Back to the city centre for lunch and discussion at the New South Wales Parliament. It claims to be the oldest continually used Parliament building in the world. Which I guess as our's burnt down in 1834, that might be true. Have a look here http://www.parliament.nsw.gov.au/

In the afternoon we are based at the British Consulate in Sydney. It's based in one of the waterfront skyscrapers, with a fantastic view of the harbour. We have meetings with the Adult Skills Association and then one of the companies that recruits international students for Australia. The country ranks third after the US and the UK in the international education market.
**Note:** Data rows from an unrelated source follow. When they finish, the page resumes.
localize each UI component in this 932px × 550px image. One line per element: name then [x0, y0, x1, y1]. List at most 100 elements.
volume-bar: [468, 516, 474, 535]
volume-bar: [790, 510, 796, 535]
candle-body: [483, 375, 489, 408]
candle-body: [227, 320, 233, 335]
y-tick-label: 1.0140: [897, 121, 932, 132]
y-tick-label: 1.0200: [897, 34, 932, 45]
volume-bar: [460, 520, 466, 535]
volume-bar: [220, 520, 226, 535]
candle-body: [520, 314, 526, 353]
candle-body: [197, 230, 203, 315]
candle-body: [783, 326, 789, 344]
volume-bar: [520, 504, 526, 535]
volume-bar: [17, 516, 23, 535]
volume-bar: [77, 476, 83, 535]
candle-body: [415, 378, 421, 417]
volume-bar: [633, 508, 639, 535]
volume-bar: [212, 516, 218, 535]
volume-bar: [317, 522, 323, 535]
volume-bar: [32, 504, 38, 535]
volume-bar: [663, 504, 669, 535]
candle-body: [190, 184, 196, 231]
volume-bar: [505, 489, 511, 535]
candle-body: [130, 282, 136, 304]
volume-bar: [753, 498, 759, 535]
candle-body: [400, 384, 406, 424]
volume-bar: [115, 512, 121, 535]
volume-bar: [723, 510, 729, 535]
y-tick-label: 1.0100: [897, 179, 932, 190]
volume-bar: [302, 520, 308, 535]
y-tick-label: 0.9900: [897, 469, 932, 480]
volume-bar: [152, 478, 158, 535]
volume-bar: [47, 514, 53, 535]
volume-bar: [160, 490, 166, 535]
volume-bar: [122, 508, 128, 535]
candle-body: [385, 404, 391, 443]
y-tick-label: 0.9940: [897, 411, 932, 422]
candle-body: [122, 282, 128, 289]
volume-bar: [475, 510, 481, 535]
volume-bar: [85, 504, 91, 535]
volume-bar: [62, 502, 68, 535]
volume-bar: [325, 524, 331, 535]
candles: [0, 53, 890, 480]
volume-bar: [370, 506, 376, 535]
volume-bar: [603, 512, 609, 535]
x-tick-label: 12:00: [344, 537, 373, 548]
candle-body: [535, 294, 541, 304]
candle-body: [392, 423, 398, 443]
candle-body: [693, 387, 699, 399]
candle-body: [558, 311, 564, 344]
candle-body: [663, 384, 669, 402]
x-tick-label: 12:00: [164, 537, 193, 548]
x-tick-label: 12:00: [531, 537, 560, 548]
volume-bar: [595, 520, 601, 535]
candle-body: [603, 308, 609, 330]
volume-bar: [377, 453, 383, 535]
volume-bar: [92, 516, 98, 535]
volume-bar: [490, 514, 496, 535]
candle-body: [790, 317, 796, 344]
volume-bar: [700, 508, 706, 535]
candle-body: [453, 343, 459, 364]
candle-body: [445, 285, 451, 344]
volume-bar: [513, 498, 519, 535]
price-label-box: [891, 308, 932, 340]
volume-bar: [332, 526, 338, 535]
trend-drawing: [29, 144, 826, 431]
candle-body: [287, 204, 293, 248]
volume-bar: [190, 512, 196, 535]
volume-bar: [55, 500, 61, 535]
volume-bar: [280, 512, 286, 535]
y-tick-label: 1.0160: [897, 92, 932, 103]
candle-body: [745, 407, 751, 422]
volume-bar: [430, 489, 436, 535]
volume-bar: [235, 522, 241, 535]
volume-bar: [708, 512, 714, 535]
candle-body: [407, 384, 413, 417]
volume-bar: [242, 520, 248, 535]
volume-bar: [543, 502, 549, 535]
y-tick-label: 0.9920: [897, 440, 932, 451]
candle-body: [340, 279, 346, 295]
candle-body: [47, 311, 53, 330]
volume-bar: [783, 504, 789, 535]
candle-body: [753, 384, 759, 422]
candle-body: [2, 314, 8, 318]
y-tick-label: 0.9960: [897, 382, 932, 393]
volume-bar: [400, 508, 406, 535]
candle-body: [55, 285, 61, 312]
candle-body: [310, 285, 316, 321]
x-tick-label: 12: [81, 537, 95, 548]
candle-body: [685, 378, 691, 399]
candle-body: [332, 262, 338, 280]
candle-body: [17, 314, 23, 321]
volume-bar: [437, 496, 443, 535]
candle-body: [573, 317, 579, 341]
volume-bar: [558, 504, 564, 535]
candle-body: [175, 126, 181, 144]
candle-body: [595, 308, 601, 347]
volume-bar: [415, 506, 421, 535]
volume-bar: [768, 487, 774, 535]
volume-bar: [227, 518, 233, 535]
But it is much more significant to the Australian economy.

In the evening we go for a reception at the Consul's residence, in the hills above the city. For dinner the chairman was determined to visit a Sydney institution, Harry's Cafe de Wheels. Cut and paste http://en.wikipedia.org/wiki/Harry's_Cafe_de_Wheels into your browser to see where we joined a group of South Korean sailors eating pie, mash and peas by the dockside. The pictures of diners on the van included Elton John. Less salubrious was the sight of some large rats running around the quay. A novel way to spend our last evening in Sydney!

FRIDAY 1 DECEMBER

Checked out of hotel then off to "Billy Blue" College - a private provider of design and hospitality training. Billy Blue was a convict made good by setting up a harbour rowing boat service.

Then back to the British Consulate for our final meeting with the Open and Distance Learning Association. We had one and half hours free time in the afternoon before heading off to the airport. I wandered down Pitt Street, the main shopping street and went to Queen Victoria Building, an enormous 100 year old department store come arcade. Outside they now have a statue of Queen Victoria moved from Dublin in the 1940s. It was another incredibly hot day, with temperatures over 30 degrees.

To the airport for a 5.30pm take off on a Boeing 747 to London via Bangkok. Another 25 hour journey with disturbed sleep patterns and weird meal times! As we gained 11 hours in time we arrived back in Heathrow at 5.40am UK time on Saturday. Much sleeping and body clock adjusting since!